A equoterapia é um método terapêutico e educacional que traz benefícios para o desenvolvimento motor e cognitivo de pessoas portadoras de deficiência e/ou necessidades especiais. Em 2019, foi sancionada a Lei nº 13.830/2019, que regulamenta a prática e inclui o médico-veterinário nas equipes multiprofissionais de equoterapeutas. O procedimento utiliza o cavalo em uma abordagem interdisciplinar nas áreas de saúde, educação e equitação, buscando o desenvolvimento biopsicossocial dos pacientes.

Médico-veterinário com mais de 18 anos de experiência no preparo de equinos para as sessões equoterápicas, dr. Olegário Félix de Souza (CRMV-MG 6767) ressalta que é necessário um tratamento diferenciado aos cavalos utilizados nas atividades. “Os cavalos são montados por um período muito maior, como de até 6h ou 8h por dia, e geralmente são duas pessoas que montam na equoterapia. Por isso, requer um trabalho muito preciso em sua preparação. Afinal, é um risco grande em caso de queda, pois as pessoas que praticam geralmente têm problemas motores. Então temos que deixar ele bem bonitos, para serem atrativos e as crianças quererem, e ao mesmo tempo numa docilidade e mansidão, que não leve nenhum risco aos praticantes”, ressalta.

Dr.

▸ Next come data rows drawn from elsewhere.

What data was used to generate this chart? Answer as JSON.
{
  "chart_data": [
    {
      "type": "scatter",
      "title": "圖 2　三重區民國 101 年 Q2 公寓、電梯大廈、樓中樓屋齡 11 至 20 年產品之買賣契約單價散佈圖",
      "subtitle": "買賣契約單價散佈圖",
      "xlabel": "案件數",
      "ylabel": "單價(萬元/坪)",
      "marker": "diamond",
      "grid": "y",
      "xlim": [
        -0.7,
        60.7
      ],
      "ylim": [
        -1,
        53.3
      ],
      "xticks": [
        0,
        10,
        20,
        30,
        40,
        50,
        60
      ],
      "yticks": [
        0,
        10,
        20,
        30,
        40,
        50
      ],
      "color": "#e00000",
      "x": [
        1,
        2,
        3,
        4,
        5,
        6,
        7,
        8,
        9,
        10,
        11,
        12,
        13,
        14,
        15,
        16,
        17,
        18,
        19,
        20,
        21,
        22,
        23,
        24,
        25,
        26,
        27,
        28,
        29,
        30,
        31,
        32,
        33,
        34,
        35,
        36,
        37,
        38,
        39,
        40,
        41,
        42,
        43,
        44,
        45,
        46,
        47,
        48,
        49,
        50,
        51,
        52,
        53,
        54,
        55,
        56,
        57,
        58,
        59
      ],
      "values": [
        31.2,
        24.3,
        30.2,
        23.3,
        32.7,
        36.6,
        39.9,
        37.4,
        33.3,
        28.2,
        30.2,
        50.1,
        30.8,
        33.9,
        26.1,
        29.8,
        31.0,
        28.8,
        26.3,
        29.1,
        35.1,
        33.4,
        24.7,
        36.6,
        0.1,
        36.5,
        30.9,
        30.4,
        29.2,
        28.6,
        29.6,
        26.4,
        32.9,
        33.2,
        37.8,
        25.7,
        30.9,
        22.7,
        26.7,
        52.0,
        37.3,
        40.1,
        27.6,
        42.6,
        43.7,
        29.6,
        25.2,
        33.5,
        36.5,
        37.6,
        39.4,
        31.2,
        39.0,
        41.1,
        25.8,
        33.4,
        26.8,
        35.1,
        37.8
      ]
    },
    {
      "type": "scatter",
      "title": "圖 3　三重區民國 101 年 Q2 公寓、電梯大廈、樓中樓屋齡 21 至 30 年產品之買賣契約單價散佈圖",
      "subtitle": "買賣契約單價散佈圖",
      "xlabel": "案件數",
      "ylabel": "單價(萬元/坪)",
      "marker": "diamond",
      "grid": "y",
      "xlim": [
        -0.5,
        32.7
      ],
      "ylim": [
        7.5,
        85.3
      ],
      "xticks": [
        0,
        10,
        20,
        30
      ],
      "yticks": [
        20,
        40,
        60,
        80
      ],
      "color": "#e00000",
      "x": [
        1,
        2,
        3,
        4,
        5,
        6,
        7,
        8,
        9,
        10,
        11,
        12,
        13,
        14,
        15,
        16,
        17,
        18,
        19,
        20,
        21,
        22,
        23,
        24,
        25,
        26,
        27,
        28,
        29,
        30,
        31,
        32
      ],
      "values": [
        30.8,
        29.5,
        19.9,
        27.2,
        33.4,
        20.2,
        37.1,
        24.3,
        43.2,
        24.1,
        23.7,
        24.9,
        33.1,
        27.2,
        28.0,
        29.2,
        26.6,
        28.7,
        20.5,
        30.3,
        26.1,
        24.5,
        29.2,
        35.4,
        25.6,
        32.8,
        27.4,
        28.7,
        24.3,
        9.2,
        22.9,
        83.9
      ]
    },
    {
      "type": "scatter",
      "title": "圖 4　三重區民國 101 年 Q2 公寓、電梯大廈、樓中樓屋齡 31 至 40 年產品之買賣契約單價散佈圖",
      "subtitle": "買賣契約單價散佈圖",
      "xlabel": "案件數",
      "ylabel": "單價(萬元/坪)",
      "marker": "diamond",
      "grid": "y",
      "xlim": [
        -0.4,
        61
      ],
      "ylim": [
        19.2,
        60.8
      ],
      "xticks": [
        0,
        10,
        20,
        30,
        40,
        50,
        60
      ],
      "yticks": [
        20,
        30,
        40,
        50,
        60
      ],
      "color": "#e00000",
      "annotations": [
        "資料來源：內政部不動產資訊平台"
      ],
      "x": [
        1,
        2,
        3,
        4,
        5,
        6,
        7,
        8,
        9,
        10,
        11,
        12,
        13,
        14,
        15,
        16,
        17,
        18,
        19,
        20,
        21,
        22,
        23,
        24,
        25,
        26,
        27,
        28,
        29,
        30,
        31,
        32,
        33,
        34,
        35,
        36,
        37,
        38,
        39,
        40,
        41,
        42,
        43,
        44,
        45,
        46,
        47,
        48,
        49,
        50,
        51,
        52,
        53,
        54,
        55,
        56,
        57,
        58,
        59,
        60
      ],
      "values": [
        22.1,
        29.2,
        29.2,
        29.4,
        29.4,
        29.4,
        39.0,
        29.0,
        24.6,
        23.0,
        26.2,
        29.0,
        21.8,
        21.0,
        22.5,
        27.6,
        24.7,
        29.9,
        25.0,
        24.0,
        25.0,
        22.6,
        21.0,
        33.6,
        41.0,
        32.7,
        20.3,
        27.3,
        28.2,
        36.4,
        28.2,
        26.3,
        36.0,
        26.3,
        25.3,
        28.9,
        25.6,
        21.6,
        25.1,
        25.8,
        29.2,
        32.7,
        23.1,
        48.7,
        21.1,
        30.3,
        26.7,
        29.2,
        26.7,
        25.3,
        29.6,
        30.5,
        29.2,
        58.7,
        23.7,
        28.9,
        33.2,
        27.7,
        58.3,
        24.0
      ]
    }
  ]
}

Olegário também detalha quais são os cuidados clínicos e nutricionais para com os equinos. Isso porque a marcha deve ser preciso, para não causar problemas de coluna nos praticantes, ou mesmo no próprio animal. “Primeiro, temos que ter um cavalo com profilaxia sanitária em dia, vacinas, ficar atento em relação às zoonoses pois são crianças. Não podemos ter os animais com dores, pois muda a movimentação do cavalo e isso prejudica os tratamentos de fisioterapia. Por isso, a gente faz uma revisão semanal nos cavalos, peso, andadura e pelos”, conta o médico-veterinário.

A atuação dos médicos-veterinários no processo é de extrema importância, pois eles são os profissionais da sanidade e do bem-estar dos animais. Equinos ficam preparados para proporcionarem uma experiência agradável e um tratamento diferenciado para crianças portadoras de algum tipo de deficiência motora ou cognitiva.